As we celebrate Mich over the weekend, I am remembering how much he valued and practiced curiosity.  He welcomed exposure to new thinkers, undiscovered theologians, and great poets.  He cared about books, art and music.  He invited others to join him on that creative journey.   

On Sunday morning, Mich and I will be musing together on what we have learned from each other, and about faith, over these past ten or twenty years. 

Come and celebrate with us. 

Warmly,  

Carter

 

Week of January 28, 2018

Dear Friends,

This Sunday I take up pneumatology.  Yay!  Ok, I just had to use a big word.  What we really will talk about is "Who is the Spirit?"  Is it a thing a person, an entity?  Is it collectively present, individually owned?  Is it necessarily good or evil?  

Why does this matter?  The most careful of readings of the bible teach us that Jesus never talked about the third person of the trinity.  The closest we get is Jesus use of the term "Parakletos" or paraclete which biblical translators have struggled with for years.  Helper, advocate, intercessor?  No one word captures the translation correctly.  Hence a divinity school friend of mine noted that since there were no songs out there that used the word, he should devote his life to creating a whole song cycle about the paraclete.  I vaguely remember a valiant first attempt was something about how when his beloved  Chicago Bears win the Super Bowl they should thank the paraclete as well as their pair of cleats.  (groan)

Still Luke, Paul and the other epistle writers will talk about a "Pneuma Hagion."  The scriptures get excited about this Holy Spirit only after Jesus is no longer with us.

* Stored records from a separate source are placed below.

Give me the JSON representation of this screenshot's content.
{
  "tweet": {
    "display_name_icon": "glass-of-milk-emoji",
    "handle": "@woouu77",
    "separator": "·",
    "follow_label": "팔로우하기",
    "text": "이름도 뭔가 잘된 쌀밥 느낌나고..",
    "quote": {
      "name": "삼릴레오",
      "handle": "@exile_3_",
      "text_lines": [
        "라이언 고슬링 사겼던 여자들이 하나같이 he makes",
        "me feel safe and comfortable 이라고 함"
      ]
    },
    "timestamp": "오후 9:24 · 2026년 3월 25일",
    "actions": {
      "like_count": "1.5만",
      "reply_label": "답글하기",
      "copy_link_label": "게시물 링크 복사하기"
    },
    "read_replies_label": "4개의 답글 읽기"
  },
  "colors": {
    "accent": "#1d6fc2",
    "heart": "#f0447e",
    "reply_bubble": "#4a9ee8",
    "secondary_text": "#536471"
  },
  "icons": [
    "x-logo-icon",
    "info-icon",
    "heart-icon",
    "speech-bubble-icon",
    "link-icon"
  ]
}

This may be a clue as to what the Holy Spirit is, namely something essential about how God, or Christ or the Divine stays with us.

You may have heard me say this before:  most of us have a favorite player in the trinity.  I am a Holy Spirit Christian first and foremost.  It's the part of the trinity that makes the most sense to me. God is just too big for me, and  Jesus and the human/divine thing makes my head hurt.  But the one present with us and connecting us?  That's my experience.  It may not be yours.  

This Sunday you can come and hear me ponder the spirit in whimsical and serious ways and let me know if any of them ring true for you.

As they say in my Yoga class:  "The Spirit in me greets the Spirit in you."